ManTra-Net: Manipulation Tracing Network For Detection And Localization of Image Forgeries With Anomalous Features

June 15, 2019


Fake news, Internet rumors, insurance fraud, extortion, and even academic publications have all been affected by image forgery, which has recently become an epidemic. Furthermore, the majority of image forgeries have yet to be recognized. Each of the retracted articles due to deliberate manipulation might account for a mean of $392,582 indirect expenses in biomedical research publications alone, implying much larger indirect costs due to misguided research. As a result, new algorithms must be developed to aid in the fight against image manipulation and forgery.

Image forgery can be done in a variety of ways. Splicing, copy-move, removal, and enhancement are the four techniques that have received the greatest attention. Real-life forgeries, on the other hand, are more complicated, and malignant forgers frequently use a series of manipulations to conceal their fake. This necessitates the development of new unified forgery detection systems that are not confined to one or a few known manipulation kinds but are capable of handling more complex and/or unknown manipulation types.

Localization of forging regions is another issue that is frequently disregarded. The majority of available approaches are only concerned with image-level detection, that is, whether or not an image is fabricated. Furthermore, technologies that allow for localization frequently require extensive, time-consuming pre-and post-processing. The mismatch between feature learning and forgery mask production also reveals a forgery detection and localization strategy that isn’t fully optimized.

In the previous four years, notable image forgery localization/detection (IFLD) algorithms have used a variety of clues/features, ranging from handmade features like DCT correlation to entirely implicit learned DNN features, as seen in the table below. On the other hand, despite the fact that DNN approaches are gaining popularity, no dominant DNN design uses the same network architecture. And the majority of them concentrate on a single sort of forgery.

Screenshot 2022-01-14 at 12.31.09 AM


We address the aforementioned concerns and present Mantra-Net as a novel approach for generalized IFLD. It detects fabricated pixels by identifying local abnormal properties, therefore it isn’t restricted to a single sort of forgery or manipulation. Furthermore, it is an end-to-end solution, which eliminates the need for pre- and/or post-processing. It also includes all trainable modules that can be combined to optimize the IFLD task.

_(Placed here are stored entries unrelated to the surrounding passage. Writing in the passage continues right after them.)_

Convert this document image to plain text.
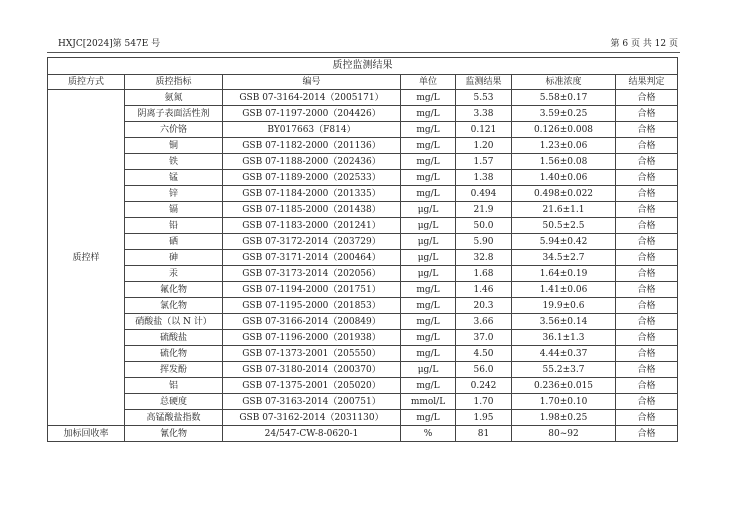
HXJC[2024]第 547E 号	第 6 页 共 12 页
质控监测结果						
质控方式	质控指标	编号	单位	监测结果	标准浓度	结果判定
质控样	氨氮	GSB 07-3164-2014（2005171）	mg/L	5.53	5.58±0.17	合格
	阴离子表面活性剂	GSB 07-1197-2000（204426）	mg/L	3.38	3.59±0.25	合格
	六价铬	BY017663（F814）	mg/L	0.121	0.126±0.008	合格
	铜	GSB 07-1182-2000（201136）	mg/L	1.20	1.23±0.06	合格
	铁	GSB 07-1188-2000（202436）	mg/L	1.57	1.56±0.08	合格
	锰	GSB 07-1189-2000（202533）	mg/L	1.38	1.40±0.06	合格
	锌	GSB 07-1184-2000（201335）	mg/L	0.494	0.498±0.022	合格
	镉	GSB 07-1185-2000（201438）	μg/L	21.9	21.6±1.1	合格
	铅	GSB 07-1183-2000（201241）	μg/L	50.0	50.5±2.5	合格
	硒	GSB 07-3172-2014（203729）	μg/L	5.90	5.94±0.42	合格
	砷	GSB 07-3171-2014（200464）	μg/L	32.8	34.5±2.7	合格
	汞	GSB 07-3173-2014（202056）	μg/L	1.68	1.64±0.19	合格
	氟化物	GSB 07-1194-2000（201751）	mg/L	1.46	1.41±0.06	合格
	氯化物	GSB 07-1195-2000（201853）	mg/L	20.3	19.9±0.6	合格
	硝酸盐（以 N 计）	GSB 07-3166-2014（200849）	mg/L	3.66	3.56±0.14	合格
	硫酸盐	GSB 07-1196-2000（201938）	mg/L	37.0	36.1±1.3	合格
	硫化物	GSB 07-1373-2001（205550）	mg/L	4.50	4.44±0.37	合格
	挥发酚	GSB 07-3180-2014（200370）	μg/L	56.0	55.2±3.7	合格
	铝	GSB 07-1375-2001（205020）	mg/L	0.242	0.236±0.015	合格
	总硬度	GSB 07-3163-2014（200751）	mmol/L	1.70	1.70±0.10	合格
	高锰酸盐指数	GSB 07-3162-2014（2031130）	mg/L	1.95	1.98±0.25	合格
加标回收率	氰化物	24/547-CW-8-0620-1	%	81	80~92	合格
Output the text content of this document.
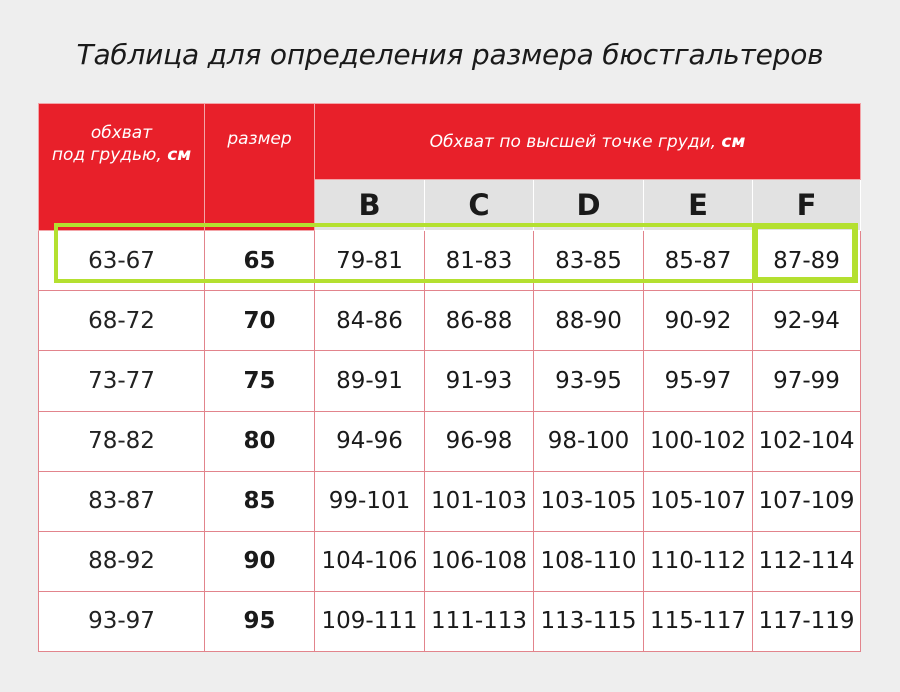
Таблица для определения размера бюстгальтеров
обхват
под грудью, см	размер	Обхват по высшей точке груди, см				
		B	C	D	E	F
63-67	65	79-81	81-83	83-85	85-87	87-89
68-72	70	84-86	86-88	88-90	90-92	92-94
73-77	75	89-91	91-93	93-95	95-97	97-99
78-82	80	94-96	96-98	98-100	100-102	102-104
83-87	85	99-101	101-103	103-105	105-107	107-109
88-92	90	104-106	106-108	108-110	110-112	112-114
93-97	95	109-111	111-113	113-115	115-117	117-119
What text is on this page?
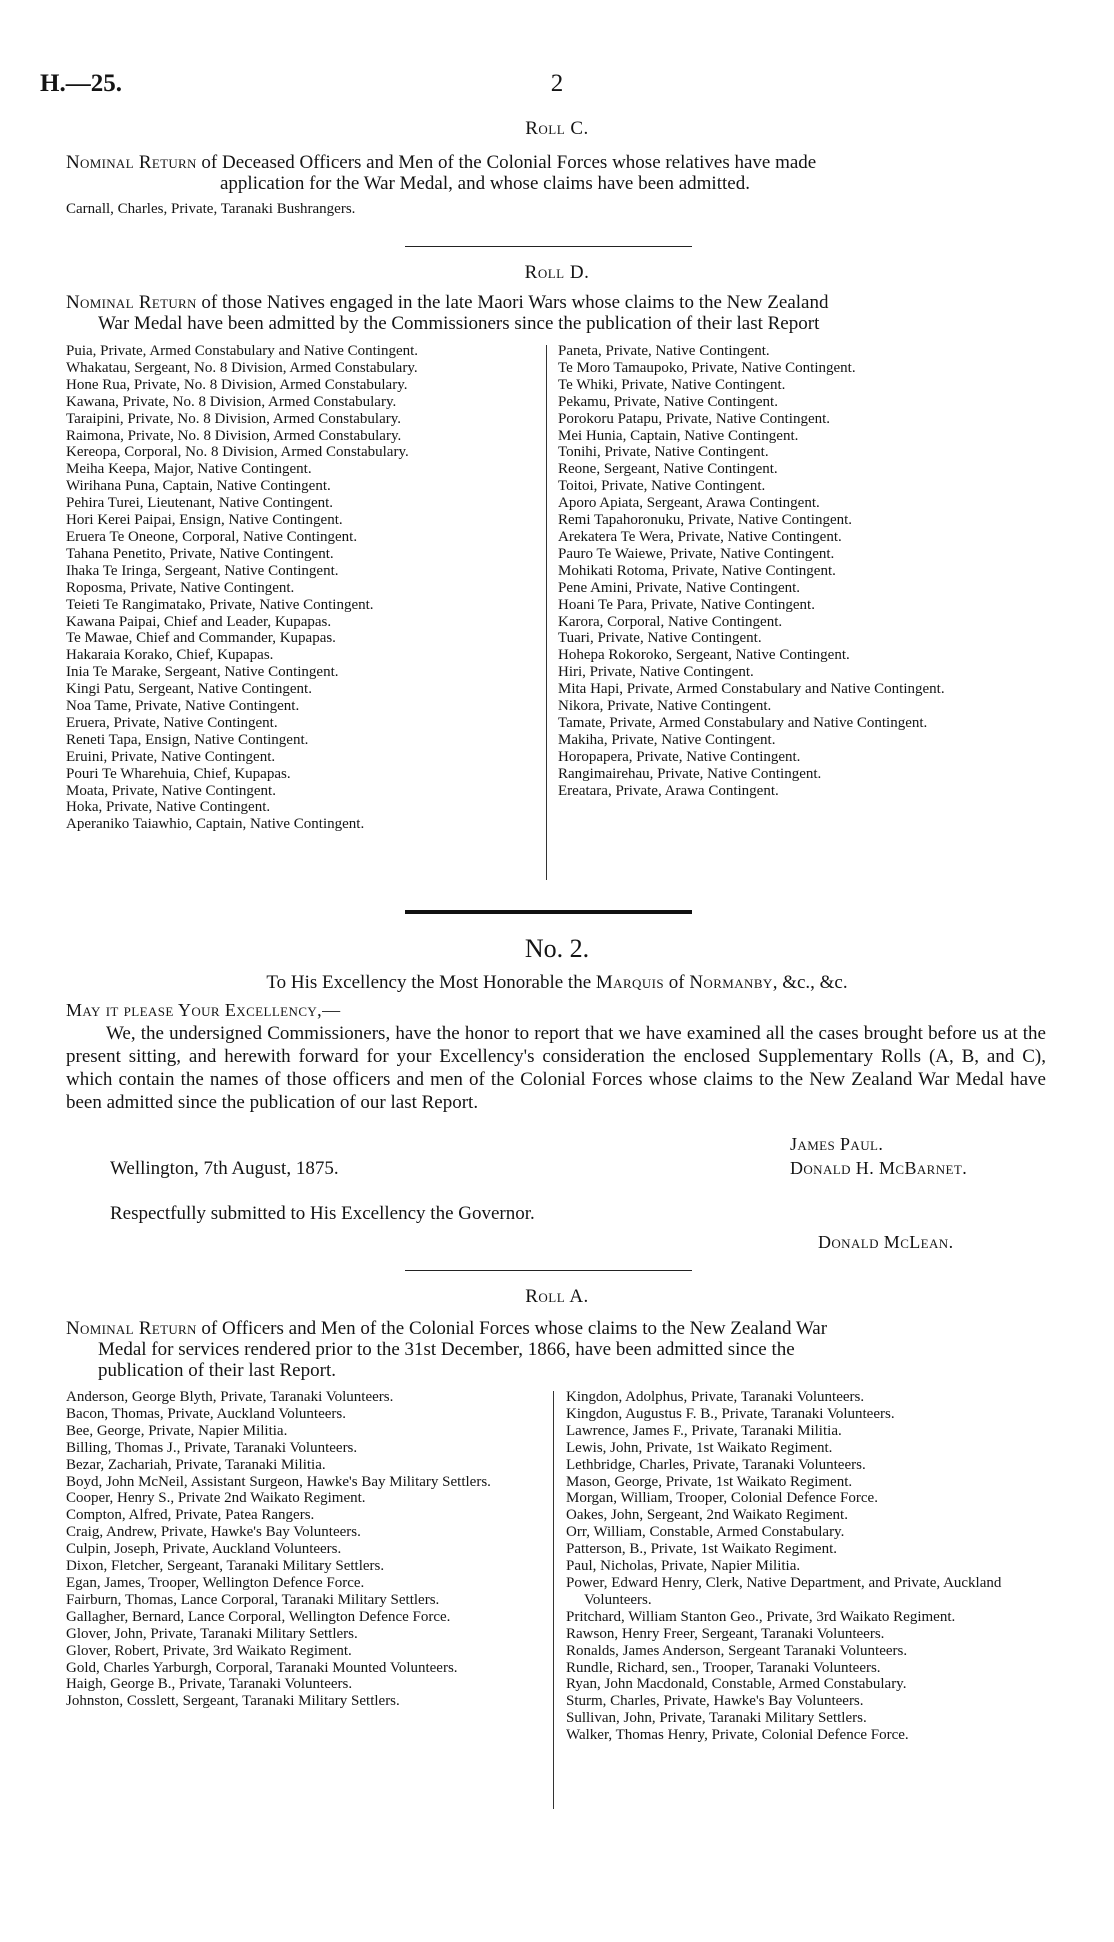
H.—25.	2
Roll C.
Nominal Return of Deceased Officers and Men of the Colonial Forces whose relatives have made
application for the War Medal, and whose claims have been admitted.
Carnall, Charles, Private, Taranaki Bushrangers.
Roll D.
Nominal Return of those Natives engaged in the late Maori Wars whose claims to the New Zealand
War Medal have been admitted by the Commissioners since the publication of their last Report
Puia, Private, Armed Constabulary and Native Contingent.
Whakatau, Sergeant, No. 8 Division, Armed Constabulary.
Hone Rua, Private, No. 8 Division, Armed Constabulary.
Kawana, Private, No. 8 Division, Armed Constabulary.
Taraipini, Private, No. 8 Division, Armed Constabulary.
Raimona, Private, No. 8 Division, Armed Constabulary.
Kereopa, Corporal, No. 8 Division, Armed Constabulary.
Meiha Keepa, Major, Native Contingent.
Wirihana Puna, Captain, Native Contingent.
Pehira Turei, Lieutenant, Native Contingent.
Hori Kerei Paipai, Ensign, Native Contingent.
Eruera Te Oneone, Corporal, Native Contingent.
Tahana Penetito, Private, Native Contingent.
Ihaka Te Iringa, Sergeant, Native Contingent.
Roposma, Private, Native Contingent.
Teieti Te Rangimatako, Private, Native Contingent.
Kawana Paipai, Chief and Leader, Kupapas.
Te Mawae, Chief and Commander, Kupapas.
Hakaraia Korako, Chief, Kupapas.
Inia Te Marake, Sergeant, Native Contingent.
Kingi Patu, Sergeant, Native Contingent.
Noa Tame, Private, Native Contingent.
Eruera, Private, Native Contingent.
Reneti Tapa, Ensign, Native Contingent.
Eruini, Private, Native Contingent.
Pouri Te Wharehuia, Chief, Kupapas.
Moata, Private, Native Contingent.
Hoka, Private, Native Contingent.
Aperaniko Taiawhio, Captain, Native Contingent.
Paneta, Private, Native Contingent.
Te Moro Tamaupoko, Private, Native Contingent.
Te Whiki, Private, Native Contingent.
Pekamu, Private, Native Contingent.
Porokoru Patapu, Private, Native Contingent.
Mei Hunia, Captain, Native Contingent.
Tonihi, Private, Native Contingent.
Reone, Sergeant, Native Contingent.
Toitoi, Private, Native Contingent.
Aporo Apiata, Sergeant, Arawa Contingent.
Remi Tapahoronuku, Private, Native Contingent.
Arekatera Te Wera, Private, Native Contingent.
Pauro Te Waiewe, Private, Native Contingent.
Mohikati Rotoma, Private, Native Contingent.
Pene Amini, Private, Native Contingent.
Hoani Te Para, Private, Native Contingent.
Karora, Corporal, Native Contingent.
Tuari, Private, Native Contingent.
Hohepa Rokoroko, Sergeant, Native Contingent.
Hiri, Private, Native Contingent.
Mita Hapi, Private, Armed Constabulary and Native Contingent.
Nikora, Private, Native Contingent.
Tamate, Private, Armed Constabulary and Native Contingent.
Makiha, Private, Native Contingent.
Horopapera, Private, Native Contingent.
Rangimairehau, Private, Native Contingent.
Ereatara, Private, Arawa Contingent.
No. 2.
To His Excellency the Most Honorable the Marquis of Normanby, &c., &c.
May it please Your Excellency,—
We, the undersigned Commissioners, have the honor to report that we have examined all the cases brought before us at the present sitting, and herewith forward for your Excellency's consideration the enclosed Supplementary Rolls (A, B, and C), which contain the names of those officers and men of the Colonial Forces whose claims to the New Zealand War Medal have been admitted since the publication of our last Report.
James Paul.
Wellington, 7th August, 1875.	Donald H. McBarnet.
Respectfully submitted to His Excellency the Governor.
Donald McLean.
Roll A.
Nominal Return of Officers and Men of the Colonial Forces whose claims to the New Zealand War
Medal for services rendered prior to the 31st December, 1866, have been admitted since the
publication of their last Report.
Anderson, George Blyth, Private, Taranaki Volunteers.
Bacon, Thomas, Private, Auckland Volunteers.
Bee, George, Private, Napier Militia.
Billing, Thomas J., Private, Taranaki Volunteers.
Bezar, Zachariah, Private, Taranaki Militia.
Boyd, John McNeil, Assistant Surgeon, Hawke's Bay Military Settlers.
Cooper, Henry S., Private 2nd Waikato Regiment.
Compton, Alfred, Private, Patea Rangers.
Craig, Andrew, Private, Hawke's Bay Volunteers.
Culpin, Joseph, Private, Auckland Volunteers.
Dixon, Fletcher, Sergeant, Taranaki Military Settlers.
Egan, James, Trooper, Wellington Defence Force.
Fairburn, Thomas, Lance Corporal, Taranaki Military Settlers.
Gallagher, Bernard, Lance Corporal, Wellington Defence Force.
Glover, John, Private, Taranaki Military Settlers.
Glover, Robert, Private, 3rd Waikato Regiment.
Gold, Charles Yarburgh, Corporal, Taranaki Mounted Volunteers.
Haigh, George B., Private, Taranaki Volunteers.
Johnston, Cosslett, Sergeant, Taranaki Military Settlers.
Kingdon, Adolphus, Private, Taranaki Volunteers.
Kingdon, Augustus F. B., Private, Taranaki Volunteers.
Lawrence, James F., Private, Taranaki Militia.
Lewis, John, Private, 1st Waikato Regiment.
Lethbridge, Charles, Private, Taranaki Volunteers.
Mason, George, Private, 1st Waikato Regiment.
Morgan, William, Trooper, Colonial Defence Force.
Oakes, John, Sergeant, 2nd Waikato Regiment.
Orr, William, Constable, Armed Constabulary.
Patterson, B., Private, 1st Waikato Regiment.
Paul, Nicholas, Private, Napier Militia.
Power, Edward Henry, Clerk, Native Department, and Private, Auckland Volunteers.
Pritchard, William Stanton Geo., Private, 3rd Waikato Regiment.
Rawson, Henry Freer, Sergeant, Taranaki Volunteers.
Ronalds, James Anderson, Sergeant Taranaki Volunteers.
Rundle, Richard, sen., Trooper, Taranaki Volunteers.
Ryan, John Macdonald, Constable, Armed Constabulary.
Sturm, Charles, Private, Hawke's Bay Volunteers.
Sullivan, John, Private, Taranaki Military Settlers.
Walker, Thomas Henry, Private, Colonial Defence Force.
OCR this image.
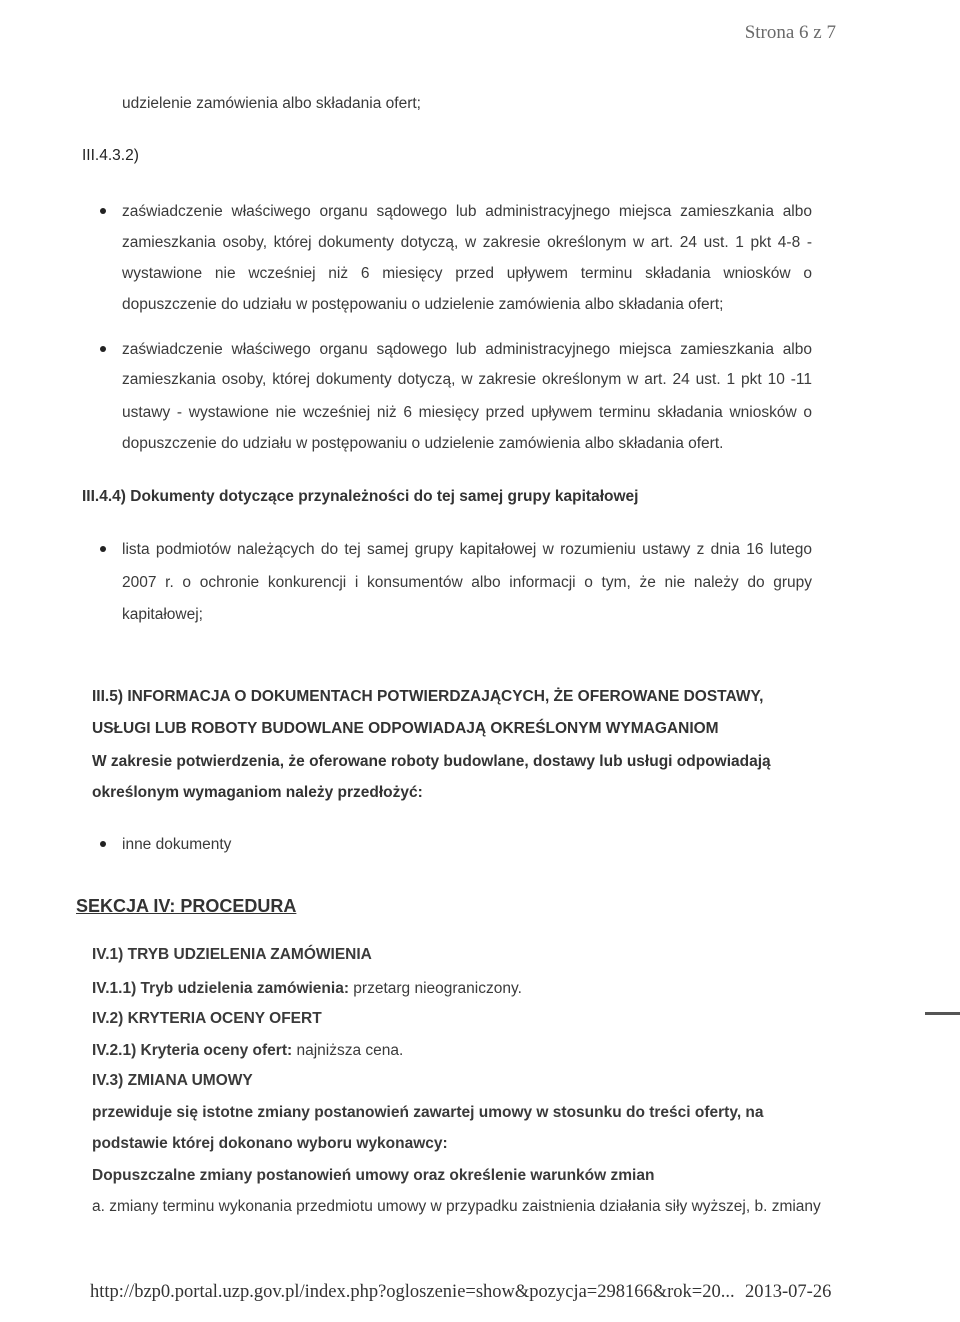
Strona 6 z 7
udzielenie zamówienia albo składania ofert;
III.4.3.2)
zaświadczenie właściwego organu sądowego lub administracyjnego miejsca zamieszkania albo
zamieszkania osoby, której dokumenty dotyczą, w zakresie określonym w art. 24 ust. 1 pkt 4-8 -
wystawione nie wcześniej niż 6 miesięcy przed upływem terminu składania wniosków o
dopuszczenie do udziału w postępowaniu o udzielenie zamówienia albo składania ofert;
zaświadczenie właściwego organu sądowego lub administracyjnego miejsca zamieszkania albo
zamieszkania osoby, której dokumenty dotyczą, w zakresie określonym w art. 24 ust. 1 pkt 10 -11
ustawy - wystawione nie wcześniej niż 6 miesięcy przed upływem terminu składania wniosków o
dopuszczenie do udziału w postępowaniu o udzielenie zamówienia albo składania ofert.
III.4.4) Dokumenty dotyczące przynależności do tej samej grupy kapitałowej
lista podmiotów należących do tej samej grupy kapitałowej w rozumieniu ustawy z dnia 16 lutego
2007 r. o ochronie konkurencji i konsumentów albo informacji o tym, że nie należy do grupy
kapitałowej;
III.5) INFORMACJA O DOKUMENTACH POTWIERDZAJĄCYCH, ŻE OFEROWANE DOSTAWY,
USŁUGI LUB ROBOTY BUDOWLANE ODPOWIADAJĄ OKREŚLONYM WYMAGANIOM
W zakresie potwierdzenia, że oferowane roboty budowlane, dostawy lub usługi odpowiadają
określonym wymaganiom należy przedłożyć:
inne dokumenty
SEKCJA IV: PROCEDURA
IV.1) TRYB UDZIELENIA ZAMÓWIENIA
IV.1.1) Tryb udzielenia zamówienia: przetarg nieograniczony.
IV.2) KRYTERIA OCENY OFERT
IV.2.1) Kryteria oceny ofert: najniższa cena.
IV.3) ZMIANA UMOWY
przewiduje się istotne zmiany postanowień zawartej umowy w stosunku do treści oferty, na
podstawie której dokonano wyboru wykonawcy:
Dopuszczalne zmiany postanowień umowy oraz określenie warunków zmian
a. zmiany terminu wykonania przedmiotu umowy w przypadku zaistnienia działania siły wyższej, b. zmiany
http://bzp0.portal.uzp.gov.pl/index.php?ogloszenie=show&pozycja=298166&rok=20... 2013-07-26
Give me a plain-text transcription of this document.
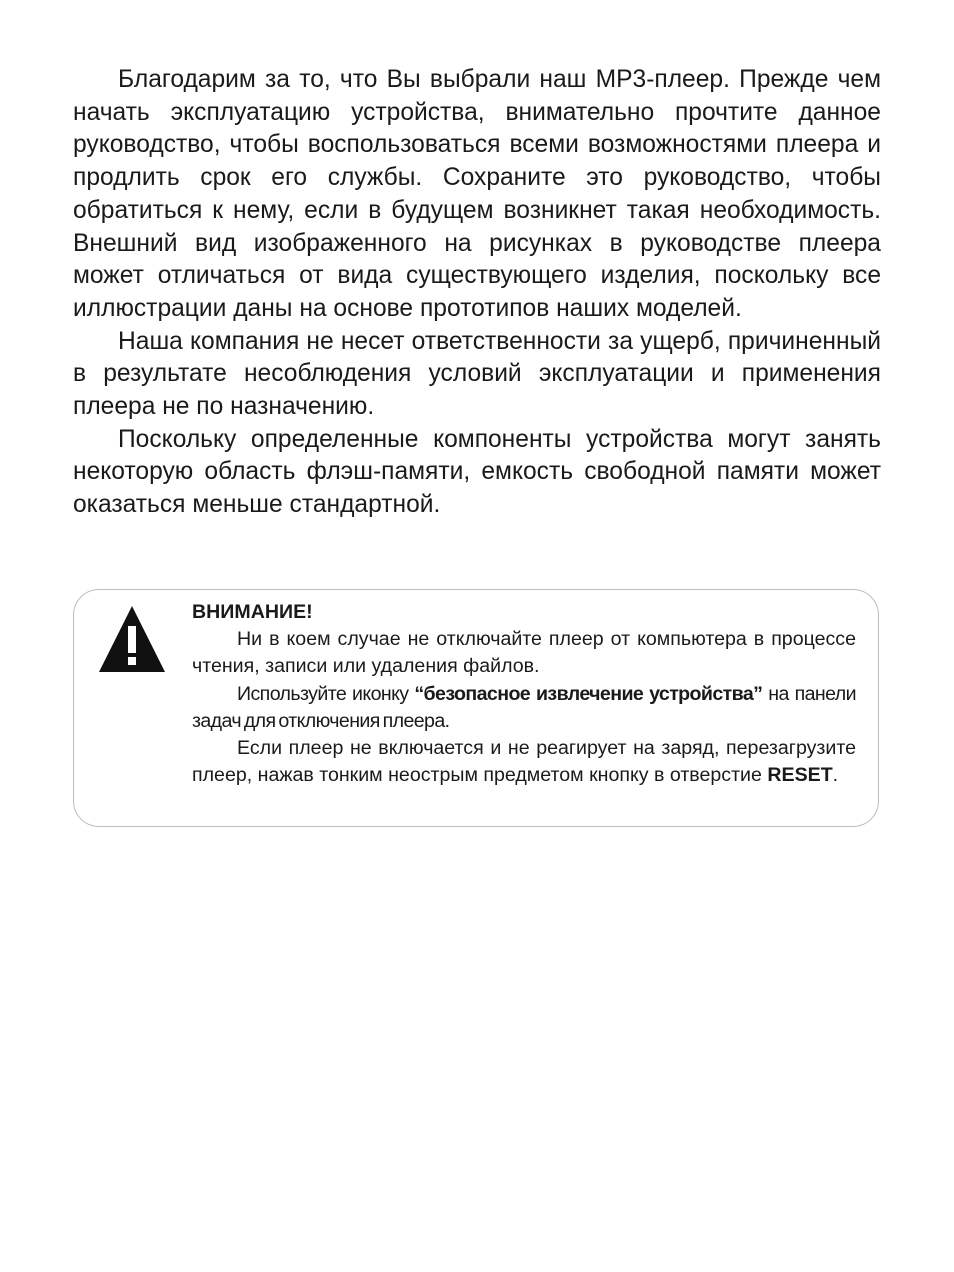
Благодарим за то, что Вы выбрали наш MP3-плеер. Прежде чем начать эксплуатацию устройства, внимательно прочтите данное руководство, чтобы воспользоваться всеми возможностями плеера и продлить срок его службы. Сохраните это руководство, чтобы обратиться к нему, если в будущем возникнет такая необходимость. Внешний вид изображенного на рисунках в руководстве плеера может отличаться от вида существующего изделия, поскольку все иллюстрации даны на основе прототипов наших моделей.

Наша компания не несет ответственности за ущерб, причиненный в результате несоблюдения условий эксплуатации и применения плеера не по назначению.

Поскольку определенные компоненты устройства могут занять некоторую область флэш-памяти, емкость свободной памяти может оказаться меньше стандартной.

ВНИМАНИЕ!

Ни в коем случае не отключайте плеер от компьютера в процессе чтения, записи или удаления файлов.

Используйте иконку “безопасное извлечение устройства” на панели задач для отключения плеера.

Если плеер не включается и не реагирует на заряд, перезагрузите плеер, нажав тонким неострым предметом кнопку в отверстие RESET.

To make the manipulation trace feature more sensitive and robust, we study the IMC problem for more and finer manipulation types, breaking down the seven manipulation families (hierarchy level 0) until they are individual algorithms (hierarchy level 5 with 385 manipulation types and finer differences). It is the first to consider this large number of fine-grained manipulation types. And we use the IMC-WGG W&D architecture (wider and deeper with more filters in each convolutional layer and more convolutional blocks) excluding the decision block for the manipulation trace feature extractor.

After a fair comparison between IMC-VGG, IMC-ResNet, and IMC-DcCNN, we chose IMC-VGG architecture with fully convolutional networks for its smaller gap between training and validation, but a much higher accuracy in KCMI testing. In addition, for the first layer, we chose a combined version of SRMConv2D, BayarConv2D, and the classic Conv2D for the first convolutional layer for the best performance.

We also propose a novel deep anomaly detection network architecture composed of three stages: adaptation, anomalous feature extraction, and decision. For identifying potential forged regions, we first identify the dominant feature of an image, and any feature sufficiently different from this dominant feature is thus anomalous.

Experimental Results

Our extensive experimental results using only pretrained models show that the proposed Mantra-Net is sensitive to subtle manipulation and robust to postprocessing obfuscating manipulation and that it achieves good generalizability to unseen data and unknown manipulation types, even for the most recent DNN-based manipulations like face swapping and deep image inpainting, as shown in the Figures below.

Even though we do not apply any model finetuning or post-processing, it is safe to conclude that ManTra-Net clearly outperforms those classic unsupervised methods and is comparable to those SOTA DNN methods, especially since the proposed Mantra-Net achieves very consistent performance across all testing datasets, indicating that it does generalize well on different datasets.